Francisco didn't live long enough to see his grandchildren born. He died the next year, 1832, and Duncan Sarratt became ruler of the Peralta lands. He grew into such an absolute ruler that he became known as “King” Sarratt. It followed, as easily as night follows day, that the high valley became known as Sarratt's Kingdom.
The heirs to the kingdom were born: a son, Jacob, and two years later another son, Benjamin.
The boys grew up in the elegant adobe house built by their great-grandfather. They played games on the cool dark tiles, dangled by their hands from the courtyard balconies, wrestled and fought like two tiger cubs, and learned to love every inch of the kingdom that would be theirs.
But in 1845 the Americans fought a war with Mexico. It didn't touch the Sarratts much at first, as far north as they were. But one result of the war was that Mexico ceded to the United States that great and lovely land the Americans designated as the New Mexico Territory. With a whisk of a pen, the Sarratts were living on American soil.

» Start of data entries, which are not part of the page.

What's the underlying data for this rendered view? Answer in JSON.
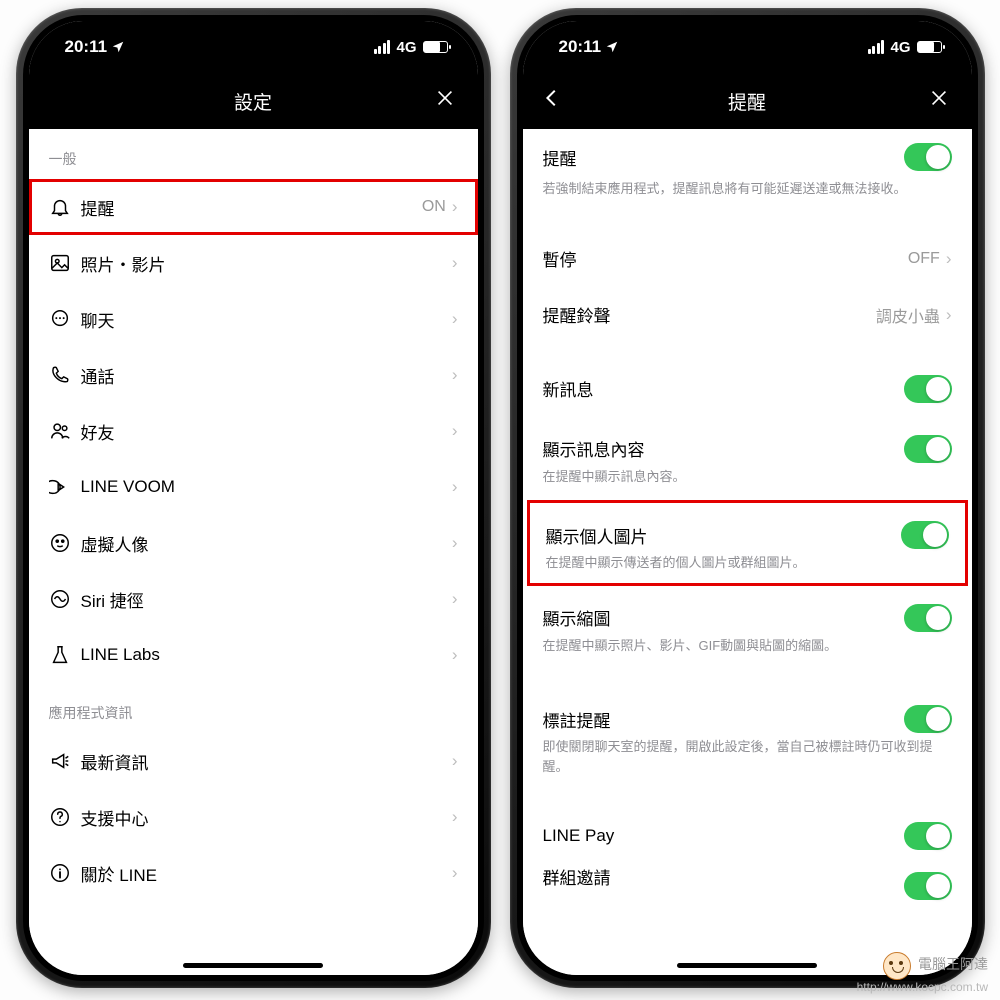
{
  "status": {
    "time": "20:11",
    "network": "4G"
  },
  "left": {
    "title": "設定",
    "section1": "一般",
    "rows": [
      {
        "label": "提醒",
        "value": "ON"
      },
      {
        "label": "照片・影片"
      },
      {
        "label": "聊天"
      },
      {
        "label": "通話"
      },
      {
        "label": "好友"
      },
      {
        "label": "LINE VOOM"
      },
      {
        "label": "虛擬人像"
      },
      {
        "label": "Siri 捷徑"
      },
      {
        "label": "LINE Labs"
      }
    ],
    "section2": "應用程式資訊",
    "rows2": [
      {
        "label": "最新資訊"
      },
      {
        "label": "支援中心"
      },
      {
        "label": "關於 LINE"
      }
    ]
  },
  "right": {
    "title": "提醒",
    "r_notify": {
      "label": "提醒",
      "desc": "若強制結束應用程式，提醒訊息將有可能延遲送達或無法接收。"
    },
    "r_pause": {
      "label": "暫停",
      "value": "OFF"
    },
    "r_sound": {
      "label": "提醒鈴聲",
      "value": "調皮小蟲"
    },
    "r_newmsg": {
      "label": "新訊息"
    },
    "r_content": {
      "label": "顯示訊息內容",
      "desc": "在提醒中顯示訊息內容。"
    },
    "r_avatar": {
      "label": "顯示個人圖片",
      "desc": "在提醒中顯示傳送者的個人圖片或群組圖片。"
    },
    "r_thumb": {
      "label": "顯示縮圖",
      "desc": "在提醒中顯示照片、影片、GIF動圖與貼圖的縮圖。"
    },
    "r_mention": {
      "label": "標註提醒",
      "desc": "即使關閉聊天室的提醒，開啟此設定後，當自己被標註時仍可收到提醒。"
    },
    "r_linepay": {
      "label": "LINE Pay"
    },
    "r_cut": {
      "label": "群組邀請"
    }
  },
  "watermark": {
    "t1": "電腦王阿達",
    "t2": "http://www.kocpc.com.tw"
  }
}
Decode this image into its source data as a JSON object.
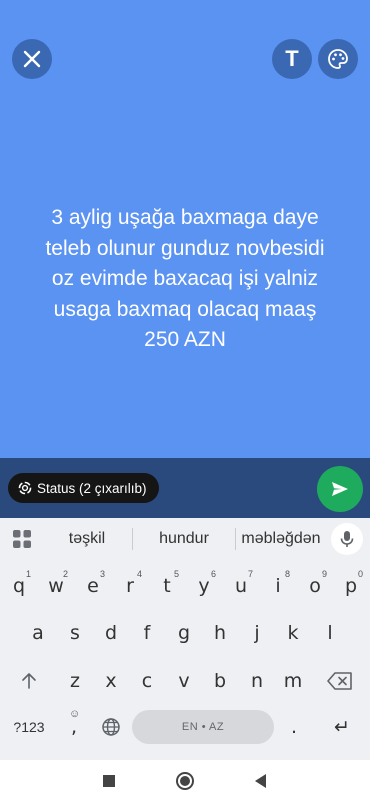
{
  "status": {
    "text_lines": [
      "3 aylig uşağa baxmaga daye",
      "teleb olunur gunduz novbesidi",
      "oz evimde baxacaq işi yalniz",
      "usaga baxmaq olacaq maaş",
      "250 AZN"
    ],
    "background_color": "#5b93f2"
  },
  "toolbar": {
    "close_icon": "close-icon",
    "text_button_label": "T",
    "palette_icon": "palette-icon"
  },
  "audience": {
    "chip_label": "Status (2 çıxarılıb)",
    "send_icon": "send-icon"
  },
  "keyboard": {
    "suggestions": [
      "təşkil",
      "hundur",
      "məbləğdən"
    ],
    "row1": [
      "q",
      "w",
      "e",
      "r",
      "t",
      "y",
      "u",
      "i",
      "o",
      "p"
    ],
    "row1_hints": [
      "1",
      "2",
      "3",
      "4",
      "5",
      "6",
      "7",
      "8",
      "9",
      "0"
    ],
    "row2": [
      "a",
      "s",
      "d",
      "f",
      "g",
      "h",
      "j",
      "k",
      "l"
    ],
    "row3": [
      "z",
      "x",
      "c",
      "v",
      "b",
      "n",
      "m"
    ],
    "symbols_label": "?123",
    "comma_label": ",",
    "comma_hint": "☺",
    "space_label": "EN • AZ",
    "period_label": ".",
    "enter_label": "↵"
  }
}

The United States didn't recognize the laws and grants of the government it had replaced. The old Spanish landowners had been living on their granted land for a hundred years or more, but suddenly their homes were legally up for grabs. They could retain their land by filing on it, but most of them didn't know that. Duncan Sarratt, living in relative isolation in his huge valley kingdom, didn't know it. It didn't make much difference; anyone trying to take Sarratt's Kingdom away from him would have to fight to the death to do it.
* * *
The sound of gunfire woke the boy. He rolled from his bed and reached for his pants; the year was 1846, and at thirteen he had been doing a man's work on the ranch for the better part of two years. Whatever the trouble was, he didn't intend to hide from it under the bed like a kid.
He heard people running, and shouts echoed in the house as well as outside in the courtyard. He could hear his father's voice yelling orders. The boy stamped his feet into his boots and ran out into the hallway, tucking his nightshirt into his pants as he went. He collided with his younger brother, who had just bolted from his own room. He steadied the younger boy, who asked, “What's wrong?”
“I don't know.” He started down the hall with his brother at his heels.
They heard an explosion of gunfire downstairs, inside the house. There was a moment's silence, and then more shots followed, thundering, echoing through the high-ceilinged rooms. The boys automatically ducked to the side.